Control of freight rates and grain warehouses, state-chartered bar associations, and restrictions to the practice of medicine became the norm in many states.
The war drove nationalism in the North – Lincoln’s Gettysburg Address perfectly captured this sentiment and set the tone – using the term “nation” five times, abandoning the term “union.”
Northerners now viewed the United States as a single nation, rather than a confederation or union of states.
…the ideals of state sovereignty and secession were dead.
I know, I know…The Department of Redundancy Department. Let’s just say the curve went exponential after the war:
The long war had contributed to a breakdown everywhere both in prevailing ethical norms and in the distinction between public and private spheres. “The demoralising effect of this civil war,” wrote Edward Bates, Lincoln’s first Attorney General, “is plainly visible in every department of life. The abuse of official powers and the thirst for dishonest gain are now so common that they cease to shock.”
The Grant era became so notorious for its political bribery that it has gone down in history as the Great Barbecue.

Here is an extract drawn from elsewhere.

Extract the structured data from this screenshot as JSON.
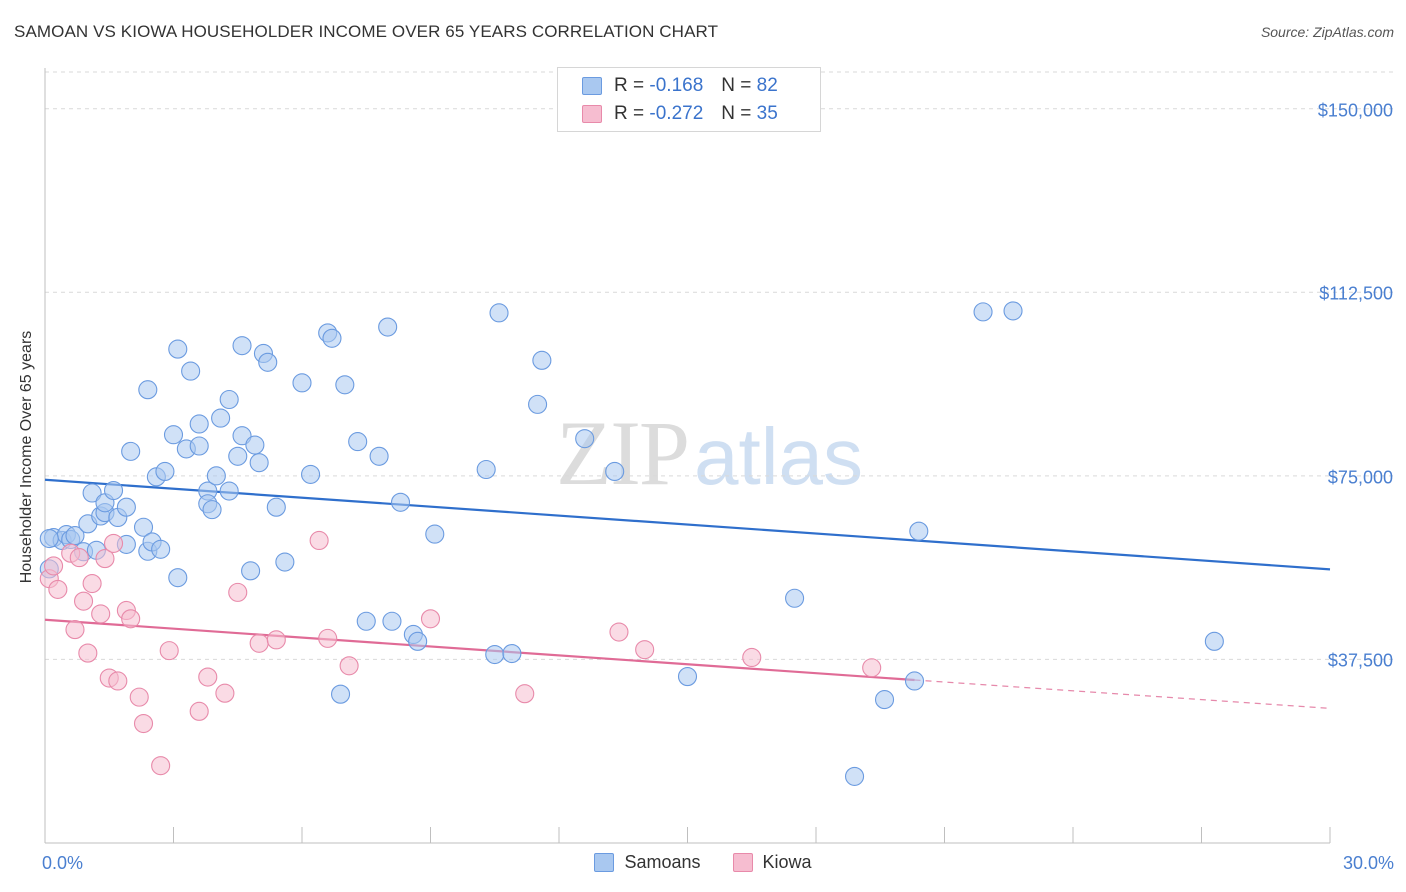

In the words of a Carpetbag governor of Louisiana: “I don’t pretend to be honest. I only pretend to be as honest as anybody in politics….Why, damn it, everybody is demoralizing down here. Corruption is the fashion.”
Business and railroad subsidies became the norm. And then there was this:
The South Carolina legislature at one point appropriated $1,000 to cover the gambling losses of the speaker of the house on a horse race.
Perhaps the greatest example of political corruption of the time was known as the “Tweed Ring,” so-named for its ringleader, William “Boss” Tweed:
Boss Tweed gathered a small group of men who controlled New York City's finances. They dispensed jobs and contracts in return for political support and bribes.
Estimates of the amount siphoned from state finances are as high as $200 million – if adjusted based on the price of gold (then around $19 / oz.), over $11 billion today.
On January 1, 1869, Boss Tweed's man, John T. Hoffman, was inaugurated governor New York State. In New York City itself, Tweed reigned supreme.
He controlled the district attorney, the police, the courts, and most of the newspapers.
The inner circle of the Tweed Ring were Mayor A. Oakey Hall, city comptroller Richard B. "Slippery Dick" Connolly, city chamberlain Peter Barr "Bismarck" Sweeny, and William M. Tweed himself, president of the Board of Supervisors.
Returning to Kafka:
Gregor was shocked when he heard his own voice answering, it could hardly be recognised as the voice he had had before.
No-one dared to remove the apple lodged in Gregor's flesh, so it remained there as a visible reminder of his injury….Because of his injuries, Gregor had lost much of his mobility - probably permanently….
They no longer held the lively conversations of earlier times…
"Father, Mother", said his sister, hitting the table with her hand as introduction, "we can't carry on like this. Maybe you can't see it, but I can. I don't want to call this monster my brother, all I can say is: we have to try and get rid of it. We've done all that's humanly possible to look after it and be patient, I don't think anyone could accuse us of doing anything wrong."
"My child", said her father with sympathy and obvious understanding, "what are we to do?"
"It's got to go", shouted his sister, "that's the only way, Father. You've got to get rid of the idea that that's Gregor. We've only harmed ourselves by believing it for so long. How can that be Gregor? If it were Gregor he would have seen long ago that it's not possible for human beings to live with an animal like that and he would have gone of his own free will.”
Most certainly. Yet, Kafka offers hope:
[The house cleaner] soon realised what had really happened, opened her eyes wide, whistled to herself, but did not waste time to yank open the bedroom doors and shout loudly into the darkness of the bedrooms: "Come and 'ave a look at this, it's dead, just lying there, stone dead!"